Le starets s’arrêta sur la plus haute marche, il revêtit une étole et commença à bénir les femmes agenouillées. On amena devant lui à grand’peine une klikouscha[1]. À peine eut-elle aperçu le starets qu’elle se mit à jeter des cris perçants, à hoqueter et à trembler. Le starets lui mit l’étole sur la tête, fit une courte prière, et aussitôt la malade se tut et se calma.

J’ai souvent, dans mon enfance, à la campagne, vu et entendu des klikouschas.
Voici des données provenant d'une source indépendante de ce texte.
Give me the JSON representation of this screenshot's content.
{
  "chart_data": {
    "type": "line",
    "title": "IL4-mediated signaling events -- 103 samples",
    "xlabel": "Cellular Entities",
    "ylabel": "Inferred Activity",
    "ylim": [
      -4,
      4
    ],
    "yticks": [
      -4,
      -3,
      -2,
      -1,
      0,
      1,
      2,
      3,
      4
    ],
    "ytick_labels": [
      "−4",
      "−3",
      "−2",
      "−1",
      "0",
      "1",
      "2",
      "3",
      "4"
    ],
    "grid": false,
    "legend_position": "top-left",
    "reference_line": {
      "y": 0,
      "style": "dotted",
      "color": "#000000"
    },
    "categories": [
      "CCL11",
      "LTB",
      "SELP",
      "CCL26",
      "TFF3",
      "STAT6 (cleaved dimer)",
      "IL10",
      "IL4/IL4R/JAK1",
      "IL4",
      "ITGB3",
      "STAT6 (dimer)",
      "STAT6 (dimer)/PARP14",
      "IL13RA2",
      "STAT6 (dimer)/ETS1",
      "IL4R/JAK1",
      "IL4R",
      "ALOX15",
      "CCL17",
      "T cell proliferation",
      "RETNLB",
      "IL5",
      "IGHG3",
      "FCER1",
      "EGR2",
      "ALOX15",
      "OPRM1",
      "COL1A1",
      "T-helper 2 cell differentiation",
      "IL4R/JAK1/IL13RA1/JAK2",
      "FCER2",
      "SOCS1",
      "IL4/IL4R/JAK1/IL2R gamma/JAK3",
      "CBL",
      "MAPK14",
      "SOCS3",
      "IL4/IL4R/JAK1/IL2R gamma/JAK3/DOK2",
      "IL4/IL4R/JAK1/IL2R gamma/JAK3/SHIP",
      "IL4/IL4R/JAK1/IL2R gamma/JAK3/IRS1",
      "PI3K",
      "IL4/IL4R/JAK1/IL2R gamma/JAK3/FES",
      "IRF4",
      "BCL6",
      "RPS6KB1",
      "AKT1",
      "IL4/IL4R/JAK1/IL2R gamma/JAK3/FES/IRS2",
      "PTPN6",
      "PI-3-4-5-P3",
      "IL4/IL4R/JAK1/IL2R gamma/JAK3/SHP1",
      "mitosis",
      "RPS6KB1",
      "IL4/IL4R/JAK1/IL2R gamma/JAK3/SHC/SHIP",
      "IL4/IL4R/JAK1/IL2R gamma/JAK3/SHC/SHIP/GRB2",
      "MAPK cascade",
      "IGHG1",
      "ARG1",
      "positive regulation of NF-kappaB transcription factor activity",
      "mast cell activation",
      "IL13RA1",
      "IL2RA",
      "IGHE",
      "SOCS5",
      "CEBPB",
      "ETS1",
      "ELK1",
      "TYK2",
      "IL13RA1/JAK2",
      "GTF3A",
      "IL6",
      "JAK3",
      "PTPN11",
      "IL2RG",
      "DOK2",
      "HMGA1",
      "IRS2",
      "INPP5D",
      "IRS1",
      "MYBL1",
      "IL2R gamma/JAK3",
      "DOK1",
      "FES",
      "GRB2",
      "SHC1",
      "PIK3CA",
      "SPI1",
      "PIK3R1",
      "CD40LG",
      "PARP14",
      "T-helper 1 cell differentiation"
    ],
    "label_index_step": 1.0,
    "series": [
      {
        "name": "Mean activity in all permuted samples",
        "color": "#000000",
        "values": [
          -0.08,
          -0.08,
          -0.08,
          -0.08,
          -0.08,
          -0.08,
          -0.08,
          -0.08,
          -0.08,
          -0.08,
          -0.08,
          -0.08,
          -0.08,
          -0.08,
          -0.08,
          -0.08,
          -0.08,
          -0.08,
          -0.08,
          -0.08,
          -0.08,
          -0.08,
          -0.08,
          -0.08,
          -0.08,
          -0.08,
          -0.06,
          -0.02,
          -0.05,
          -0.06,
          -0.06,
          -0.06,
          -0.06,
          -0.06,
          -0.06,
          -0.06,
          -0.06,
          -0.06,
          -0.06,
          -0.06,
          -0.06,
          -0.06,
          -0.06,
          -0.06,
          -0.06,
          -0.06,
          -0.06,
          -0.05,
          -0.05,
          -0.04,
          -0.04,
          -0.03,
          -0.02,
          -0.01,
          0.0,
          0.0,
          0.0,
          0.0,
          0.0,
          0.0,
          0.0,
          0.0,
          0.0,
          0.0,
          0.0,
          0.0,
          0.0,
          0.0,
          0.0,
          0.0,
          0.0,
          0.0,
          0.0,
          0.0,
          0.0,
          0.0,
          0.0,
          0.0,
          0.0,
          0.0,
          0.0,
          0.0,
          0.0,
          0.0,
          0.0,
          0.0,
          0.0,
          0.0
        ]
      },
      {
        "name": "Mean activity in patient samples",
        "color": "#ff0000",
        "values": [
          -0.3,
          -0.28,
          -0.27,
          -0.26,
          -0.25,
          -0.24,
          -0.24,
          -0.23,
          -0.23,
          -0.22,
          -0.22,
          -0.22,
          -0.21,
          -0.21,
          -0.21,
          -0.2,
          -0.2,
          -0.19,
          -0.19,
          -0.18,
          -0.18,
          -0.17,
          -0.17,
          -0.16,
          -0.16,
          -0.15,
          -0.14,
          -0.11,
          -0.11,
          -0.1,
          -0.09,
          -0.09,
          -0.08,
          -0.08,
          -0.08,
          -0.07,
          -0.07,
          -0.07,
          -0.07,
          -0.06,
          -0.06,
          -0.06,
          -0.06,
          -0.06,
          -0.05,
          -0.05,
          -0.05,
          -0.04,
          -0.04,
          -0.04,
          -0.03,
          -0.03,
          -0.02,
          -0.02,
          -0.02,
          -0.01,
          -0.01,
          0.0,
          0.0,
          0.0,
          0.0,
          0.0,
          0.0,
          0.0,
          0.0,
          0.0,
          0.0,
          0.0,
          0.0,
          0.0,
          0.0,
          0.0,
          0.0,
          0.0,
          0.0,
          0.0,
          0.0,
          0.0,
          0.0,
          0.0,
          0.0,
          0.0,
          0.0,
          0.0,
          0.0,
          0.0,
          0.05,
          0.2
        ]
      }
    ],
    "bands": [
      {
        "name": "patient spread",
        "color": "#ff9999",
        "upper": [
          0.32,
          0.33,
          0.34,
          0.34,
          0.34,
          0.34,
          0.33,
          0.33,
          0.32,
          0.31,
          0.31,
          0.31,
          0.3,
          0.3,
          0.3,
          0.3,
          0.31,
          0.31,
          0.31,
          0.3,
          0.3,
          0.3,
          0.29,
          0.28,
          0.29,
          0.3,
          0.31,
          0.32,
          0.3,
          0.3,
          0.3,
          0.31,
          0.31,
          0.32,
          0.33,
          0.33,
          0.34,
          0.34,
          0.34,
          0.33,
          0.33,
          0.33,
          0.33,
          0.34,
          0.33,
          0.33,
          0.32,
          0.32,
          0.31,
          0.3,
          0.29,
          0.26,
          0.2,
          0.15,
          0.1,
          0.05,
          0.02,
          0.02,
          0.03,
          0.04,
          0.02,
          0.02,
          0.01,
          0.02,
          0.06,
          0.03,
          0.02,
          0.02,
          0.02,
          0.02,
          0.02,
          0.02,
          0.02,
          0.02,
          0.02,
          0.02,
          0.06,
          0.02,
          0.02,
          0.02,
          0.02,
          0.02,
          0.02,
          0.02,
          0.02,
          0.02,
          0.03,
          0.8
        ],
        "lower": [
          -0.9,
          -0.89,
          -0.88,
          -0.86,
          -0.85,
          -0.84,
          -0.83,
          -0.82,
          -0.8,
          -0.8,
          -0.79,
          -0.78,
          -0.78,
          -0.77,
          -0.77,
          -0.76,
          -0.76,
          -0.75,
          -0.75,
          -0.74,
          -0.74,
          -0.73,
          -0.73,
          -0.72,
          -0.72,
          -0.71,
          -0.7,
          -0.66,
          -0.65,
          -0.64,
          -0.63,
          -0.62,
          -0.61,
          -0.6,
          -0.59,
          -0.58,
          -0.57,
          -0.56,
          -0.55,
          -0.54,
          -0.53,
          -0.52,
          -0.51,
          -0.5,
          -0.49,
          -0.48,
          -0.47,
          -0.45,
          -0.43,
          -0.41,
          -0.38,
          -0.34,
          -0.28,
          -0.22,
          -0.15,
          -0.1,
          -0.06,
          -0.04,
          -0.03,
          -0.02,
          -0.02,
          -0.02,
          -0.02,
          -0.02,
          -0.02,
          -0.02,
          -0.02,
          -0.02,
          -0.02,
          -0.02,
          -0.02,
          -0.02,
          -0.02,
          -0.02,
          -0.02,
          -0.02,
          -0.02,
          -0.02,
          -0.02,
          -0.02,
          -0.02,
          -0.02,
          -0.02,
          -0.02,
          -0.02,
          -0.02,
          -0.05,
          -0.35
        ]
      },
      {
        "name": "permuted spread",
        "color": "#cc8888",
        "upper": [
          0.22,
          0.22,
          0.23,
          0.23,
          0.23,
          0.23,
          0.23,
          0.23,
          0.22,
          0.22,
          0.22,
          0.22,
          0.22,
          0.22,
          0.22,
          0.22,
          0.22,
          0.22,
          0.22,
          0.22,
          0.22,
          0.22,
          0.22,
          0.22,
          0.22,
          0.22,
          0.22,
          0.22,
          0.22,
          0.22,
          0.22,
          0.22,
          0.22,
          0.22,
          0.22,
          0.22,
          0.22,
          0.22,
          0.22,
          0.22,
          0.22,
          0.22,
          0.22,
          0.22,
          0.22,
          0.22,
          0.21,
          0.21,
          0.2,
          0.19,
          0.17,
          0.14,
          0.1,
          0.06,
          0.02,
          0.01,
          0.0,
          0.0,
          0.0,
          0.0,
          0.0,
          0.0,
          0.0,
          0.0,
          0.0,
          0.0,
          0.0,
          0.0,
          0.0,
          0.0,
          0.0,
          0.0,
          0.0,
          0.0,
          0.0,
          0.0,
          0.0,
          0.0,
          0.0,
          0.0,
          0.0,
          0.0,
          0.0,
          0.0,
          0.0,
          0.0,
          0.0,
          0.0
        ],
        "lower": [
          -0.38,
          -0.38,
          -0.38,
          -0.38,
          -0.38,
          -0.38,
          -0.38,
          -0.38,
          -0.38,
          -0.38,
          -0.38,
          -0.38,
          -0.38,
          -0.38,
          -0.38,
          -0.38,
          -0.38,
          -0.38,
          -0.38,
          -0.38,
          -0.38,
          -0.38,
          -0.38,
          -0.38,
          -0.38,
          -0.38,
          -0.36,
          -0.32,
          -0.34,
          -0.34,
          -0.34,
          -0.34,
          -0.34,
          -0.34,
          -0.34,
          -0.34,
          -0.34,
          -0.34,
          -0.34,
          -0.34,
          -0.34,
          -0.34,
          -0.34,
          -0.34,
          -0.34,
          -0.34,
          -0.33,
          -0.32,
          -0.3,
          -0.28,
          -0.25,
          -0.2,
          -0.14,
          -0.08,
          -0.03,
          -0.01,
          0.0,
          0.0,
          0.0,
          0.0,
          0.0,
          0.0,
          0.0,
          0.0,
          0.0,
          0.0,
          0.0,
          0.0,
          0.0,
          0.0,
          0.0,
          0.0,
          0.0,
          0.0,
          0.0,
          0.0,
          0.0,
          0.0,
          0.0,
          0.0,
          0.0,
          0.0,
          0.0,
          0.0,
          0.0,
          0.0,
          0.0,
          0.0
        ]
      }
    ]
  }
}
On les menait à l’église où elles entraient en hurlant comme des chiens : et, tout à coup, devant l’autel où le Saint Sacrement était exposé, elles se calmaient, la possession cessait pour quelque temps. Cela m’intriguait fort. Mais les pomiestchiks et mes professeurs m’expliquèrent que tous ces manèges n’étaient que supercheries, et que les prétendues klikouschas simulaient la possession par paresse, afin qu’on les dispensât de travailler, que la sévérité venait toujours à bout de ces fausses maladies, et ils citaient à l’appui divers exemples. Par la suite, j’appris avec étonnement de certains médecins spécialistes qu’il n’y a là aucune supercherie, qu’il s’agit d’une terrible et trop réelle maladie féminine, particulièrement fréquente en Russie. Cette maladie, une des meilleures preuves de l’insupportable condition de nos paysannes, provient soit de travaux trop pénibles, supportés trop peu de temps après de laborieux accouchements opérés sans

  1. Possédée.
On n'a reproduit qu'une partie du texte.